Findings from latest study suggest Italy’s coronavirus death toll is much higher than reported

Findings from latest study suggest Italy’s coronavirus death toll is much higher than reported
Image: Marco Bertorello/AFP
Italy’s coronavirus death toll most likely considerably higher than reported, statistics bureau Istat said on Wednesday, December 30.

The latest analysis of data shows that thousands of deaths have not been officially attributed to Covid-19, reports Reuters.

In its second report on the pandemic’s effect on Italy’s mortality rate, Istat said that from February to the end of November 2020, there were almost 84,000 more fatalities, compared with the average of the previous five years.

Out of these fatalities however, only 69 percent were officially registered by the health ministry and civil protection unit as being attributed to Covid-19.

Italy has been continuing to record hundreds of Covid-19 deaths per day since this study ended in November. On Wednesday, December 30, the official updated official record was released, reaching 73,604 the highest death toll in Europe and the fifth highest in the world.

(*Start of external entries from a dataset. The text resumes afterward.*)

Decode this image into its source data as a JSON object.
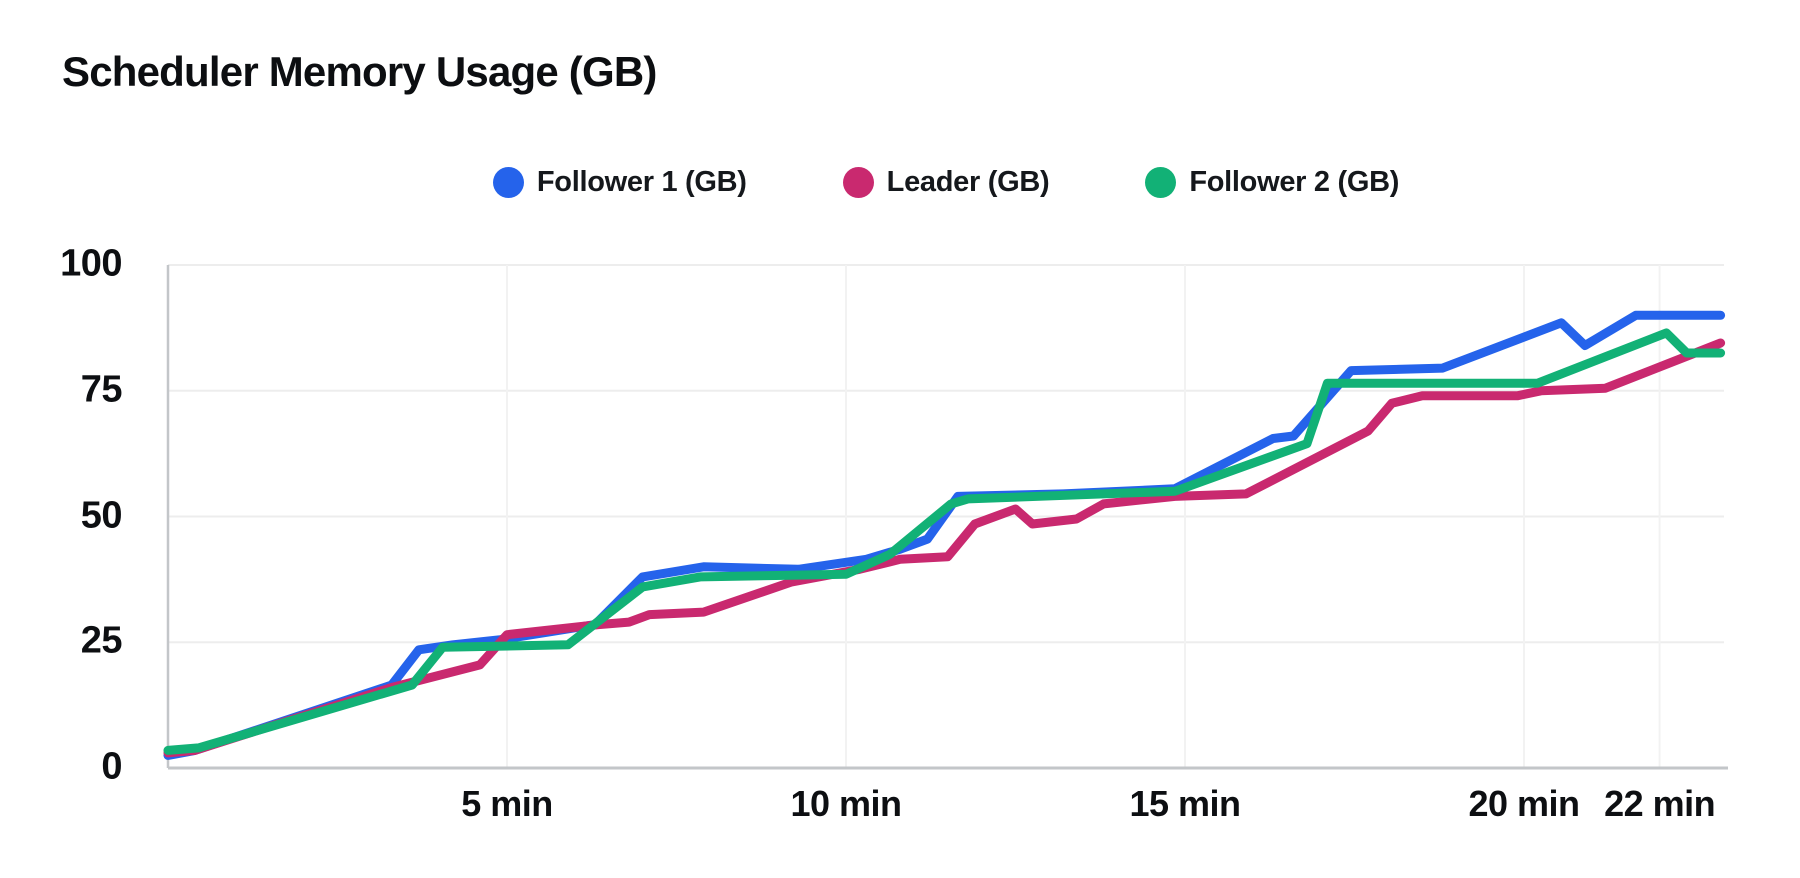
{
  "title": "Scheduler Memory Usage (GB)",
  "chart_data": {
    "type": "line",
    "title": "Scheduler Memory Usage (GB)",
    "xlabel": "",
    "ylabel": "",
    "x_unit": "min",
    "x_range": [
      0,
      22.9
    ],
    "ylim": [
      0,
      100
    ],
    "grid": true,
    "legend_position": "top-center",
    "background_color": "#ffffff",
    "axis_color": "#c3c6c9",
    "grid_color_h": "#ededed",
    "grid_color_v": "#f2f2f2",
    "text_color": "#0d0f12",
    "y_ticks": [
      {
        "label": "100",
        "v": 100
      },
      {
        "label": "75",
        "v": 75
      },
      {
        "label": "50",
        "v": 50
      },
      {
        "label": "25",
        "v": 25
      },
      {
        "label": "0",
        "v": 0
      }
    ],
    "x_ticks": [
      {
        "label": "5 min",
        "t": 5
      },
      {
        "label": "10 min",
        "t": 10
      },
      {
        "label": "15 min",
        "t": 15
      },
      {
        "label": "20 min",
        "t": 20
      },
      {
        "label": "22 min",
        "t": 22
      }
    ],
    "series": [
      {
        "name": "Follower 1 (GB)",
        "color": "#2563eb",
        "points": [
          [
            0,
            2.5
          ],
          [
            0.4,
            3.5
          ],
          [
            3.3,
            16.5
          ],
          [
            3.7,
            23.5
          ],
          [
            4.2,
            24.5
          ],
          [
            4.9,
            25.5
          ],
          [
            6.3,
            28.5
          ],
          [
            7.0,
            38
          ],
          [
            7.9,
            40
          ],
          [
            9.3,
            39.5
          ],
          [
            10.3,
            41.5
          ],
          [
            10.8,
            43.5
          ],
          [
            11.2,
            45.5
          ],
          [
            11.65,
            54
          ],
          [
            13.2,
            54.5
          ],
          [
            14.85,
            55.5
          ],
          [
            16.3,
            65.5
          ],
          [
            16.6,
            66
          ],
          [
            17.45,
            79
          ],
          [
            18.8,
            79.5
          ],
          [
            20.55,
            88.5
          ],
          [
            20.9,
            84
          ],
          [
            21.65,
            90
          ],
          [
            22.9,
            90
          ]
        ]
      },
      {
        "name": "Leader (GB)",
        "color": "#c9296f",
        "points": [
          [
            0,
            3
          ],
          [
            0.4,
            3.5
          ],
          [
            3.3,
            16
          ],
          [
            4.6,
            20.5
          ],
          [
            5.0,
            26.5
          ],
          [
            6.35,
            28.5
          ],
          [
            6.8,
            29
          ],
          [
            7.1,
            30.5
          ],
          [
            7.9,
            31
          ],
          [
            9.2,
            37
          ],
          [
            10.2,
            39.5
          ],
          [
            10.8,
            41.5
          ],
          [
            11.5,
            42
          ],
          [
            11.9,
            48.5
          ],
          [
            12.5,
            51.5
          ],
          [
            12.75,
            48.5
          ],
          [
            13.4,
            49.5
          ],
          [
            13.8,
            52.5
          ],
          [
            14.85,
            54
          ],
          [
            15.9,
            54.5
          ],
          [
            17.7,
            67
          ],
          [
            18.05,
            72.5
          ],
          [
            18.5,
            74
          ],
          [
            19.9,
            74
          ],
          [
            20.25,
            75
          ],
          [
            21.2,
            75.5
          ],
          [
            22.9,
            84.5
          ]
        ]
      },
      {
        "name": "Follower 2 (GB)",
        "color": "#12b176",
        "points": [
          [
            0,
            3.5
          ],
          [
            0.45,
            4
          ],
          [
            3.6,
            16.5
          ],
          [
            4.05,
            24
          ],
          [
            5.9,
            24.5
          ],
          [
            7.0,
            36
          ],
          [
            7.85,
            38
          ],
          [
            10.0,
            38.5
          ],
          [
            10.65,
            42.5
          ],
          [
            11.55,
            52.5
          ],
          [
            11.8,
            53.5
          ],
          [
            14.85,
            55
          ],
          [
            16.8,
            64.5
          ],
          [
            17.1,
            76.5
          ],
          [
            20.2,
            76.5
          ],
          [
            22.1,
            86.5
          ],
          [
            22.4,
            82.5
          ],
          [
            22.9,
            82.5
          ]
        ]
      }
    ]
  }
}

Istat’s report, along with the National Health Institute, said it was not possible to say with certainty that the rises in mortality rates was entirely due to Covid-19, because of difficulties in determining exact cause of death.

However, the report said the excess number of fatalities did follow the timeline of the pandemic.

In November in Italy’s northern regions deaths rose by 61.4 percent compared with the average of the previous five years, while in central Italy they were up by 39.3 percent and by 34.7 percent in the south.

Italian health authorities admitted in April that the official death count, as well as the tally of positive cases, was likely to be underestimated.